2.2 Die Vorinstanz trat auf die Beschwerde des Beschwerdeführers 3 nicht ein,
weil er gegen den Strafbefehl keine Einsprache erhoben hatte (Urteil E. 2 S.
3). Der Beschwerdeführer 3 beanstandet dies nicht. Auf seine Beschwerde ist
nicht einzutreten (Art. 42 Abs. 2 BGG).

2.3 Die Beschwerdeführer 1 und 2 nahmen sowohl am Einspracheverfahren als auch
am kantonalen Beschwerdeverfahren teil. Auf ihre Beschwerde in Strafsachen ist
einzutreten, soweit sie geltend machen, ihnen sei zu Unrecht keine
Entschädigung für die private Verteidigung zugesprochen worden (BGE 135 IV 43
E. 1.1.1).

3.
3.1 Die Vorinstanz erwägt, die Privatklägerschaft sei zur Einsprache gegen
einen Strafbefehl nicht legitimiert (Art. 354 StPO). Da bei einer Erledigung
des Strafverfahrens durch einen Strafbefehl die nicht anerkannten
Zivilansprüche zwingend auf den Zivilweg zu verweisen seien (Art. 353 Abs. 2
StPO), habe der Gesetzgeber diese Beschränkung des Einspracherechts für
gerechtfertigt gehalten.
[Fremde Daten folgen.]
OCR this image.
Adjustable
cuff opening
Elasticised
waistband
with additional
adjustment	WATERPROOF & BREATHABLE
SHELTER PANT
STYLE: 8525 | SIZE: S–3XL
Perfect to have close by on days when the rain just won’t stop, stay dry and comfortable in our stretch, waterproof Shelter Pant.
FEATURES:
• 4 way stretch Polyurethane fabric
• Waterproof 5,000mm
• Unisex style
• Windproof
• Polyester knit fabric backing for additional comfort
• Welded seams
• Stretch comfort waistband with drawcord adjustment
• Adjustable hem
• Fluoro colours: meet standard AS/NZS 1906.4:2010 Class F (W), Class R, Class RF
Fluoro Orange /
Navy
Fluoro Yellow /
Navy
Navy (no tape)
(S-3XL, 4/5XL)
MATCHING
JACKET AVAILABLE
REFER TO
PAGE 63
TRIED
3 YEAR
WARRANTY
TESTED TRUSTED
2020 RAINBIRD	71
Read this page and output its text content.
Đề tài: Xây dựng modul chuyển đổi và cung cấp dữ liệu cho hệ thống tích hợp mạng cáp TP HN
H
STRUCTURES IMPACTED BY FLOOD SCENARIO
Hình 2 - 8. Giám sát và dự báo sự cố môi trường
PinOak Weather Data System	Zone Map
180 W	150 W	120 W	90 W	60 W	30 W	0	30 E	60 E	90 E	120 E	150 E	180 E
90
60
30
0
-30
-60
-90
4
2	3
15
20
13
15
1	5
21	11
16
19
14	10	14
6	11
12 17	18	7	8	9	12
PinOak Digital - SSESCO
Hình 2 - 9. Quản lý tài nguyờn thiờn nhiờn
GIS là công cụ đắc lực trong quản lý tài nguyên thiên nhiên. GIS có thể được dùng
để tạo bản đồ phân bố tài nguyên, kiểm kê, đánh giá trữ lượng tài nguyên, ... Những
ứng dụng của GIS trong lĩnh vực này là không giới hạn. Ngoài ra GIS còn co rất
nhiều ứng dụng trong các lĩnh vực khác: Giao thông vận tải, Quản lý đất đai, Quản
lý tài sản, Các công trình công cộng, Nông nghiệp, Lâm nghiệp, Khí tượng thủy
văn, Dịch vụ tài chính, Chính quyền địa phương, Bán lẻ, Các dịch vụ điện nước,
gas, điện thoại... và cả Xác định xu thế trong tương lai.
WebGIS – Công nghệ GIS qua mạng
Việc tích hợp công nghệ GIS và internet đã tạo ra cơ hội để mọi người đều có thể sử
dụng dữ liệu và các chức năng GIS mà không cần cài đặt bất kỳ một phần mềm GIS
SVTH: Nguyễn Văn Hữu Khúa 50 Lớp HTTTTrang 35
Dieser gesetzgeberische Wille sei zu respektieren.
Insbesondere liege keine Gesetzeslücke vor, die vom Richter gefüllt werden
könnte. Fehle der Privatklägerschaft bereits die Legitimation zur Einsprache
gegen einen Strafbefehl, sei sie auch zur Beschwerde nicht legitimiert. Auf die
Beschwerde sei deshalb nicht einzutreten (Urteil E. 2 S. 3). Der Umstand, dass
die Privatklägerschaft in einem Verfahren, das mit Strafbefehl abgeschlossen
werde, eine Parteientschädigung im Sinne von Art. 433 StPO geltend mache, führe
weder dazu, dass ihr im Strafbefehl eine Entschädigung zuzusprechen wäre, noch
dass sie diesbezüglich zur Einsprache oder Beschwerde legitimiert wäre. Seien
im Strafbefehlsverfahren nicht anerkannte Zivilforderungen von Gesetzes wegen
auf den Zivilweg zu verweisen, und habe die Privatklägerschaft nach dem Willen
des Gesetzgebers weder ein Einsprache- noch ein Beschwerderecht, so sei ihr im
Strafbefehl auch keine Parteientschädigung im Sinne von Art. 433 StPO
zuzusprechen. Vielmehr habe sie ihre notwendigen Aufwendungen zusammen mit der
nicht anerkannten Zivilforderung auf dem Zivilweg geltend zu machen. Ein
Auseinanderfallen von Zivilforderung und Parteientschädigung sei gesetzlich
nicht vorgesehen und rechtfertige sich auch nicht (Urteil E. 3 S. 3 f.).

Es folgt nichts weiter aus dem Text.